On the evening of May 14, 1940, the Secretary of State for War, Anthony Eden announced the formation of the Local Defence Volunteers (LDV) who would become better known as the Home Guard. Raymond Neave of Sussex, then aged 15 was one of those who answered Eden’s call – this month, RH History Uncovered looks back.

Since September 1939, Britain had been at war, with Sussex at the frontline of UK defences, the threat of invasion had been a real fear for many Britons as war raged across Europe.

Operation Sea Lion, a Nazi invasion plan had identified several parts of the Sussex coastline as vulnerable points to breach British defences including Camber Sands and Bexhill-on-Sea.

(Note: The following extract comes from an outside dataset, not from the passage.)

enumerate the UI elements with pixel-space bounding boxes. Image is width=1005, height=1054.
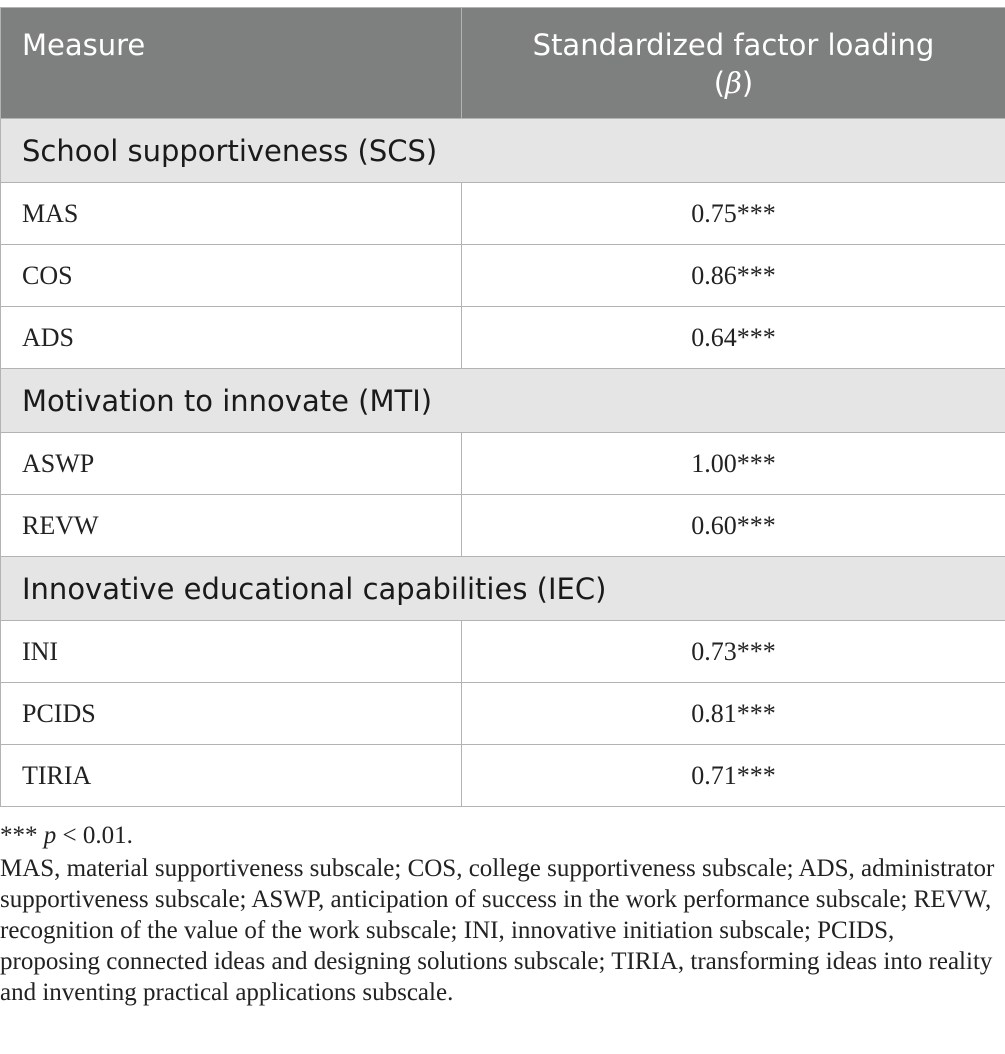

The Home Guard would act as a defence force in the event of an invasion. The organisation, a wing of the army, was composed of more than a million volunteers who were otherwise ineligible.

Men between 17 and 65 were expected to sign-up if they were not in military service and included those who worked in reserved occupations, too young, or too old – hence Dad’s Army.

Despite not being old enough to join officially, Raymond Neave at just 15 enrolled in his local Home Guard – D Company 20th Battalion, Royal Sussex Regiment based at Heathfield Park in East Sussex.

The Home Guard grew – the Heathfield membership swelled to more than 100 members by 1943, the younger men joined the Army Cadets meaning that the Home Guard could focus on older men.

Talking about his memories, Raymond who is 90 next month said: “I was too young to think too much about the consequences at the time – thinking back it is sobering to think what could have been.”

Raymond Neave

Heathfield was smaller than it is today, members knew each other through school, work or socially; this helped to ease the burden of war and brought a sense of camaraderie among the Home Guard.

Raymond said: “My older brothers had gone off to war to fight – it was a worrying time for my mother. I was proud to be part of the Home Guard and do my bit for the war effort.’

“Home Guard life was not like the sitcom Dad’s Army, but if you’re looking for a comparison, our ‘Captain Mainwaring’ was Mr Wheale, who was a shoe repairer – everyone did their bit.”

The Home Guard stood down in 1944 before formally being disbanded in 1945. Raymond would go on to complete his National Service from the summer of 1945 as the war came to a conclusion in Europe.